Impact op consument en maatschappij
De toegenomen smokkel en diversificatie hebben reflecties buiten de haven. Cocaïneprijzen in Nederland blijven relatief laag (± €52/gram), maar wat de klant niet ziet is hoe deze verslaving leidt tot geweld, corruptie en sociale ontwrichting in herkomstgebieden. Bovendien leidt de distributie via kleinere havens tot kans op toename van drugsgerelateerde criminaliteit en overlast ook in plattelandsgebieden rondom die havens.
Technologische tegenzet: AI en deep scanning
De douane rolt al enige tech-parate maatregelen uit: AI-gestuurde scanners, drones, ratelschepen en dataplatforms zijn in gebruik. Ook de inzet van AI bij postcontrole (HARP) en containerfragmentatieanalyse wordt bewust uitgebreid. Maar sporen als GPS-tracking, container sensors en automatische anomalie-detectie zijn echte gamechangers nodig – vooral bij kleine terminals.
Wat kan jij doen als burger of ondernemer?
-
Meld verdachte bewegingen (lange wachttijd, containers zonder duidelijke labels) bij MeldMisdaadAnoniem.

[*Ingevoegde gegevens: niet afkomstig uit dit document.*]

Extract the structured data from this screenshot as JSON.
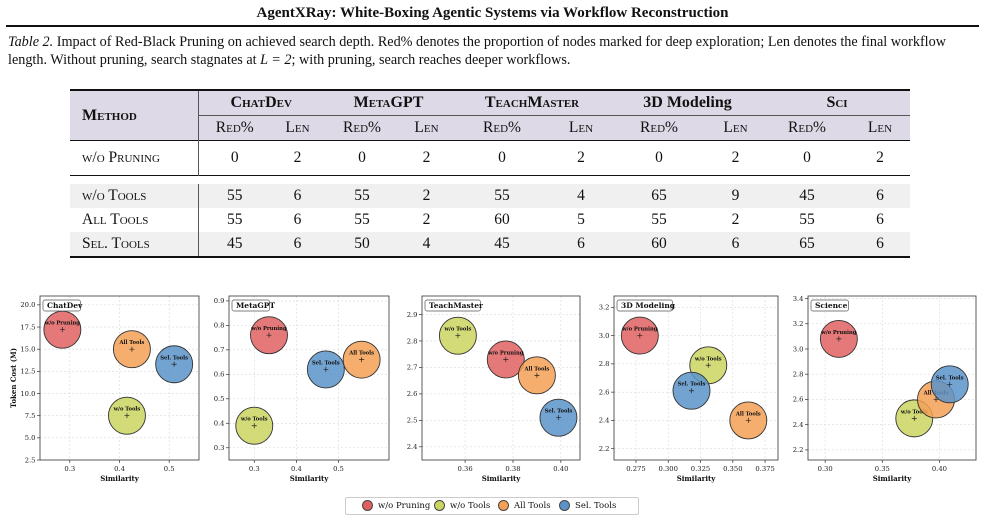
{
  "header": {
    "title": "AgentXRay: White-Boxing Agentic Systems via Workflow Reconstruction"
  },
  "caption": {
    "label": "Table 2.",
    "text1": " Impact of Red-Black Pruning on achieved search depth. Red% denotes the proportion of nodes marked for deep exploration; Len denotes the final workflow length. Without pruning, search stagnates at ",
    "math1": "L = 2",
    "text2": "; with pruning, search reaches deeper workflows."
  },
  "table": {
    "method_header": "Method",
    "groups": [
      "ChatDev",
      "MetaGPT",
      "TeachMaster",
      "3D Modeling",
      "Sci"
    ],
    "subheaders": [
      "Red%",
      "Len"
    ],
    "rows": [
      {
        "method": "w/o Pruning",
        "values": [
          "0",
          "2",
          "0",
          "2",
          "0",
          "2",
          "0",
          "2",
          "0",
          "2"
        ],
        "bold": []
      },
      {
        "method": "w/o Tools",
        "values": [
          "55",
          "6",
          "55",
          "2",
          "55",
          "4",
          "65",
          "9",
          "45",
          "6"
        ],
        "bold": []
      },
      {
        "method": "All Tools",
        "values": [
          "55",
          "6",
          "55",
          "2",
          "60",
          "5",
          "55",
          "2",
          "55",
          "6"
        ],
        "bold": []
      },
      {
        "method": "Sel. Tools",
        "values": [
          "45",
          "6",
          "50",
          "4",
          "45",
          "6",
          "60",
          "6",
          "65",
          "6"
        ],
        "bold": [
          1,
          5,
          7,
          9
        ]
      }
    ]
  },
  "legend": {
    "items": [
      {
        "label": "w/o Pruning",
        "color": "#e06060"
      },
      {
        "label": "w/o Tools",
        "color": "#cad560"
      },
      {
        "label": "All Tools",
        "color": "#f5a055"
      },
      {
        "label": "Sel. Tools",
        "color": "#5b93c9"
      }
    ]
  },
  "colors": {
    "w/o Pruning": "#e06060",
    "w/o Tools": "#cad560",
    "All Tools": "#f5a055",
    "Sel. Tools": "#5b93c9"
  },
  "chart_data": [
    {
      "type": "scatter",
      "title": "ChatDev",
      "xlabel": "Similarity",
      "ylabel": "Token Cost (M)",
      "xlim": [
        0.24,
        0.56
      ],
      "ylim": [
        2.5,
        21
      ],
      "xticks": [
        "0.3",
        "0.4",
        "0.5"
      ],
      "xtick_values": [
        0.3,
        0.4,
        0.5
      ],
      "yticks": [
        "2.5",
        "5.0",
        "7.5",
        "10.0",
        "12.5",
        "15.0",
        "17.5",
        "20.0"
      ],
      "ytick_values": [
        2.5,
        5.0,
        7.5,
        10.0,
        12.5,
        15.0,
        17.5,
        20.0
      ],
      "grid": true,
      "points": [
        {
          "series": "w/o Pruning",
          "label": "w/o Pruning",
          "x": 0.285,
          "y": 17.2
        },
        {
          "series": "w/o Tools",
          "label": "w/o Tools",
          "x": 0.415,
          "y": 7.5
        },
        {
          "series": "All Tools",
          "label": "All Tools",
          "x": 0.425,
          "y": 15.0
        },
        {
          "series": "Sel. Tools",
          "label": "Sel. Tools",
          "x": 0.51,
          "y": 13.3
        }
      ]
    },
    {
      "type": "scatter",
      "title": "MetaGPT",
      "xlabel": "Similarity",
      "ylabel": "",
      "xlim": [
        0.24,
        0.62
      ],
      "ylim": [
        0.25,
        0.92
      ],
      "xticks": [
        "0.3",
        "0.4",
        "0.5"
      ],
      "xtick_values": [
        0.3,
        0.4,
        0.5
      ],
      "yticks": [
        "0.3",
        "0.4",
        "0.5",
        "0.6",
        "0.7",
        "0.8",
        "0.9"
      ],
      "ytick_values": [
        0.3,
        0.4,
        0.5,
        0.6,
        0.7,
        0.8,
        0.9
      ],
      "grid": true,
      "points": [
        {
          "series": "w/o Pruning",
          "label": "w/o Pruning",
          "x": 0.335,
          "y": 0.76
        },
        {
          "series": "w/o Tools",
          "label": "w/o Tools",
          "x": 0.3,
          "y": 0.39
        },
        {
          "series": "All Tools",
          "label": "All Tools",
          "x": 0.555,
          "y": 0.66
        },
        {
          "series": "Sel. Tools",
          "label": "Sel. Tools",
          "x": 0.47,
          "y": 0.62
        }
      ]
    },
    {
      "type": "scatter",
      "title": "TeachMaster",
      "xlabel": "Similarity",
      "ylabel": "",
      "xlim": [
        0.342,
        0.408
      ],
      "ylim": [
        2.35,
        2.97
      ],
      "xticks": [
        "0.36",
        "0.38",
        "0.40"
      ],
      "xtick_values": [
        0.36,
        0.38,
        0.4
      ],
      "yticks": [
        "2.4",
        "2.5",
        "2.6",
        "2.7",
        "2.8",
        "2.9"
      ],
      "ytick_values": [
        2.4,
        2.5,
        2.6,
        2.7,
        2.8,
        2.9
      ],
      "grid": true,
      "points": [
        {
          "series": "w/o Pruning",
          "label": "w/o Pruning",
          "x": 0.377,
          "y": 2.73
        },
        {
          "series": "w/o Tools",
          "label": "w/o Tools",
          "x": 0.357,
          "y": 2.82
        },
        {
          "series": "All Tools",
          "label": "All Tools",
          "x": 0.39,
          "y": 2.67
        },
        {
          "series": "Sel. Tools",
          "label": "Sel. Tools",
          "x": 0.399,
          "y": 2.51
        }
      ]
    },
    {
      "type": "scatter",
      "title": "3D Modeling",
      "xlabel": "Similarity",
      "ylabel": "",
      "xlim": [
        0.258,
        0.385
      ],
      "ylim": [
        2.12,
        3.28
      ],
      "xticks": [
        "0.275",
        "0.300",
        "0.325",
        "0.350",
        "0.375"
      ],
      "xtick_values": [
        0.275,
        0.3,
        0.325,
        0.35,
        0.375
      ],
      "yticks": [
        "2.2",
        "2.4",
        "2.6",
        "2.8",
        "3.0",
        "3.2"
      ],
      "ytick_values": [
        2.2,
        2.4,
        2.6,
        2.8,
        3.0,
        3.2
      ],
      "grid": true,
      "points": [
        {
          "series": "w/o Pruning",
          "label": "w/o Pruning",
          "x": 0.278,
          "y": 3.0
        },
        {
          "series": "w/o Tools",
          "label": "w/o Tools",
          "x": 0.331,
          "y": 2.79
        },
        {
          "series": "All Tools",
          "label": "All Tools",
          "x": 0.362,
          "y": 2.4
        },
        {
          "series": "Sel. Tools",
          "label": "Sel. Tools",
          "x": 0.318,
          "y": 2.61
        }
      ]
    },
    {
      "type": "scatter",
      "title": "Science",
      "xlabel": "Similarity",
      "ylabel": "",
      "xlim": [
        0.285,
        0.432
      ],
      "ylim": [
        2.12,
        3.42
      ],
      "xticks": [
        "0.30",
        "0.35",
        "0.40"
      ],
      "xtick_values": [
        0.3,
        0.35,
        0.4
      ],
      "yticks": [
        "2.2",
        "2.4",
        "2.6",
        "2.8",
        "3.0",
        "3.2",
        "3.4"
      ],
      "ytick_values": [
        2.2,
        2.4,
        2.6,
        2.8,
        3.0,
        3.2,
        3.4
      ],
      "grid": true,
      "points": [
        {
          "series": "w/o Pruning",
          "label": "w/o Pruning",
          "x": 0.312,
          "y": 3.08
        },
        {
          "series": "w/o Tools",
          "label": "w/o Tools",
          "x": 0.378,
          "y": 2.45
        },
        {
          "series": "All Tools",
          "label": "All Tools",
          "x": 0.397,
          "y": 2.6
        },
        {
          "series": "Sel. Tools",
          "label": "Sel. Tools",
          "x": 0.409,
          "y": 2.72
        }
      ]
    }
  ]
}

Elke tip kan cruciaal zijn.
-
Verifieer wie toegang heeft tot haventerreinen; vraag bedrijven om te werken met transparante toegangssystemen en slotcodes.
-
Zorg dat regionale overheden kleinere havens standaard opnemen in veiligheidsplannen en niet alleen de mainports.
-
Ondersteun voorstellen voor EU-geld voor technologische upgrades, training en aanvullende douanekader.
Conclusie: opschalen, controleren en verbinden
De nieuwe smokkeltactiek via alle havens is een schok voor ons huidige systeem. Waar eens Rotterdam dominant was, zijn nu tientallen havens een risico. Opsporing en beleid moeten volgen: elk havengebied telt. Publiek-private samenwerking, Europese samenwerking, technologische innovatie en burgeralertheid worden allemaal noodzakelijk.
De gevarenzone is niet langer één poort, maar een volledige kustlijn. De inzet van jongeren, de Uithalerswet en de dubbele laagjes aan controle vergroten de complexiteit. Maar met openheid, samenwerking en slimme inzet van technologie kunnen we de situatie verbeteren. Sluizen van smokkel gaan weer dicht als we kleiner denken als gemeenschap, maar groots handelen als samenleving.